American songwriter (1942–2024)

Wayland D. Holyfield (March 15, 1942 – May 6, 2024) was an American songwriter and leader in the songwriting community.

==Personal life==
Wayland Holyfield was born in Mallettown, Conway County, Arkansas. He was educated in Arkansas public schools and attended Hendrix College at Conway, Arkansas, before graduating from the University of Arkansas with a degree in marketing in 1965. Prior to his musical career, Holyfield was a wholesale appliance salesman and advertising account manager. His wife Nancy and he had three children, Greg, Mark, and Lee.

Holyfield died at his home in Nashville on May 6, 2024, at the age of 82.

==Early career==
In 1972, Holyfield left Arkansas and moved to Nashville, Tennessee, to pursue a songwriting career and his first song was recorded in 1973. He received his first number-one hit with "Rednecks, White Socks and Blue Ribbon Beer". In 1975, Holyfield achieved his first solo number-one hit "You're My Best Friend" recorded by Don Williams.

In addition to his collaborations with Williams, Holyfield's songs have been recorded by numerous Nashville singers, including George Strait, Crystal Gayle, Reba McEntire, Barbara Mandrell, Kathy Mattea, Tammy Wynette, Conway Twitty, Charley Pride, Randy Travis, The Judds, Mark Chesnutt, John Anderson, Mel Street, Gary Allan, Johnny Rodriguez, the Nitty Gritty Dirt Band, the Oak Ridge Boys, Ernest Tubb, Anne Murray, and Charly McClain. During his career, Holyfield was writer of over 40 top-10 hits and 14 number-one hits.
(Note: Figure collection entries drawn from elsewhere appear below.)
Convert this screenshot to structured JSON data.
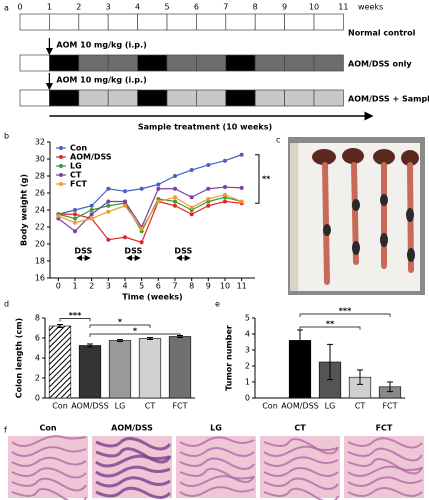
{
  "panels": [
    "a",
    "b",
    "c",
    "d",
    "e",
    "f"
  ],
  "timeline": {
    "weeks": [
      0,
      1,
      2,
      3,
      4,
      5,
      6,
      7,
      8,
      9,
      10,
      11
    ],
    "unit": "weeks",
    "dss": "DSS",
    "sample": "Sample treatment (10 weeks)",
    "rows": [
      {
        "label": "Normal control",
        "fill": "#ffffff",
        "dss": []
      },
      {
        "label": "AOM/DSS only",
        "fill": "#6d6d6d",
        "dss": [
          1,
          4,
          7
        ],
        "note": "AOM 10 mg/kg (i.p.)"
      },
      {
        "label": "AOM/DSS + Sample",
        "fill": "#c8c8c8",
        "dss": [
          1,
          4,
          7
        ],
        "note": "AOM 10 mg/kg (i.p.)"
      }
    ]
  },
  "chart_data": [
    {
      "type": "line",
      "xlabel": "Time (weeks)",
      "ylabel": "Body weight (g)",
      "x": [
        0,
        1,
        2,
        3,
        4,
        5,
        6,
        7,
        8,
        9,
        10,
        11
      ],
      "xlim": [
        -0.5,
        11.8
      ],
      "xticks": [
        0,
        1,
        2,
        3,
        4,
        5,
        6,
        7,
        8,
        9,
        10,
        11
      ],
      "ylim": [
        16,
        32
      ],
      "yticks": [
        16,
        18,
        20,
        22,
        24,
        26,
        28,
        30,
        32
      ],
      "series": [
        {
          "name": "Con",
          "color": "#4a5fc1",
          "values": [
            23.5,
            24,
            24.5,
            26.5,
            26.2,
            26.5,
            27,
            28,
            28.7,
            29.3,
            29.8,
            30.5
          ]
        },
        {
          "name": "AOM/DSS",
          "color": "#e0262b",
          "values": [
            23.5,
            23.5,
            23,
            20.5,
            20.8,
            20.2,
            25,
            24.5,
            23.5,
            24.5,
            25,
            24.8
          ]
        },
        {
          "name": "LG",
          "color": "#3a9a3a",
          "values": [
            23.5,
            23,
            24,
            24.5,
            24.8,
            21.5,
            25.3,
            25,
            24,
            25,
            25.5,
            25
          ]
        },
        {
          "name": "CT",
          "color": "#7b3fa8",
          "values": [
            23,
            21.5,
            23.5,
            25,
            25,
            22,
            26.5,
            26.5,
            25.5,
            26.5,
            26.7,
            26.6
          ]
        },
        {
          "name": "FCT",
          "color": "#f39a2b",
          "values": [
            23.3,
            22.5,
            23,
            23.8,
            24.5,
            21.8,
            25,
            25.5,
            24.3,
            25.3,
            25.8,
            25
          ]
        }
      ],
      "annotations": [
        {
          "text": "DSS",
          "from": 1,
          "to": 2
        },
        {
          "text": "DSS",
          "from": 4,
          "to": 5
        },
        {
          "text": "DSS",
          "from": 7,
          "to": 8
        }
      ],
      "significance": "**"
    },
    {
      "type": "bar",
      "ylabel": "Colon length (cm)",
      "categories": [
        "Con",
        "AOM/DSS",
        "LG",
        "CT",
        "FCT"
      ],
      "values": [
        7.2,
        5.25,
        5.75,
        5.95,
        6.15
      ],
      "errors": [
        0.15,
        0.15,
        0.1,
        0.1,
        0.1
      ],
      "colors": [
        "#ffffff",
        "#333333",
        "#9a9a9a",
        "#d0d0d0",
        "#707070"
      ],
      "hatched": [
        true,
        false,
        false,
        false,
        false
      ],
      "ylim": [
        0,
        8
      ],
      "yticks": [
        0,
        2,
        4,
        6,
        8
      ],
      "comparisons": [
        {
          "between": [
            "Con",
            "AOM/DSS"
          ],
          "label": "***"
        },
        {
          "between": [
            "AOM/DSS",
            "CT"
          ],
          "label": "*"
        },
        {
          "between": [
            "AOM/DSS",
            "FCT"
          ],
          "label": "*"
        }
      ]
    },
    {
      "type": "bar",
      "ylabel": "Tumor number",
      "categories": [
        "Con",
        "AOM/DSS",
        "LG",
        "CT",
        "FCT"
      ],
      "values": [
        0,
        3.6,
        2.25,
        1.3,
        0.7
      ],
      "errors": [
        0,
        0.65,
        1.1,
        0.45,
        0.3
      ],
      "colors": [
        "#ffffff",
        "#000000",
        "#555555",
        "#d0d0d0",
        "#888888"
      ],
      "hatched": [
        false,
        false,
        false,
        false,
        false
      ],
      "ylim": [
        0,
        5
      ],
      "yticks": [
        0,
        1,
        2,
        3,
        4,
        5
      ],
      "comparisons": [
        {
          "between": [
            "AOM/DSS",
            "CT"
          ],
          "label": "**"
        },
        {
          "between": [
            "AOM/DSS",
            "FCT"
          ],
          "label": "***"
        }
      ]
    }
  ],
  "histology": {
    "labels": [
      "Con",
      "AOM/DSS",
      "LG",
      "CT",
      "FCT"
    ]
  }
}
Some of his best-known songs are "Could I Have This Dance", "Some Broken Hearts Never Mend", "'Til the Rivers All Run Dry", "You're the Best Break This Old Heart Ever Had", "Only Here for a Little While", "Meanwhile", and "Nobody Likes Sad Songs".

In his home state of Arkansas, Holyfield is most famous for his song "Arkansas, You Run Deep in Me", which was written for the 1986 Arkansas Sesquicentennial celebration. It was named one of Arkansas' official state songs in 1987. Holyfield played the song at the inauguration of President Bill Clinton in 1993.

==Leadership and awards==
Holyfield was the chairman of the Nashville Songwriters Foundation. He was a member of the board of directors of the Nashville Songwriters Association International (NSAI) for almost 25 years. Since 1990, he had served on the ASCAP board of directors, the first Nashville songwriter to do so, and as of 2007, would have served for almost 17 years.

Holyfield received a Grammy Award nomination in 1980 for his participation in the album from the movie "Urban Cowboy", and in 1979, he received the NSAI Presidential Award. Holyfield has won 14 BMI Performance Awards and 16 ASCAP Performance Awards.

Holyfield was the 1983 ASCAP Country Writer of the Year co-winner, and in 1992, he was inducted into the Nashville Songwriters Hall of Fame and the Arkansas Entertainers Hall of Fame.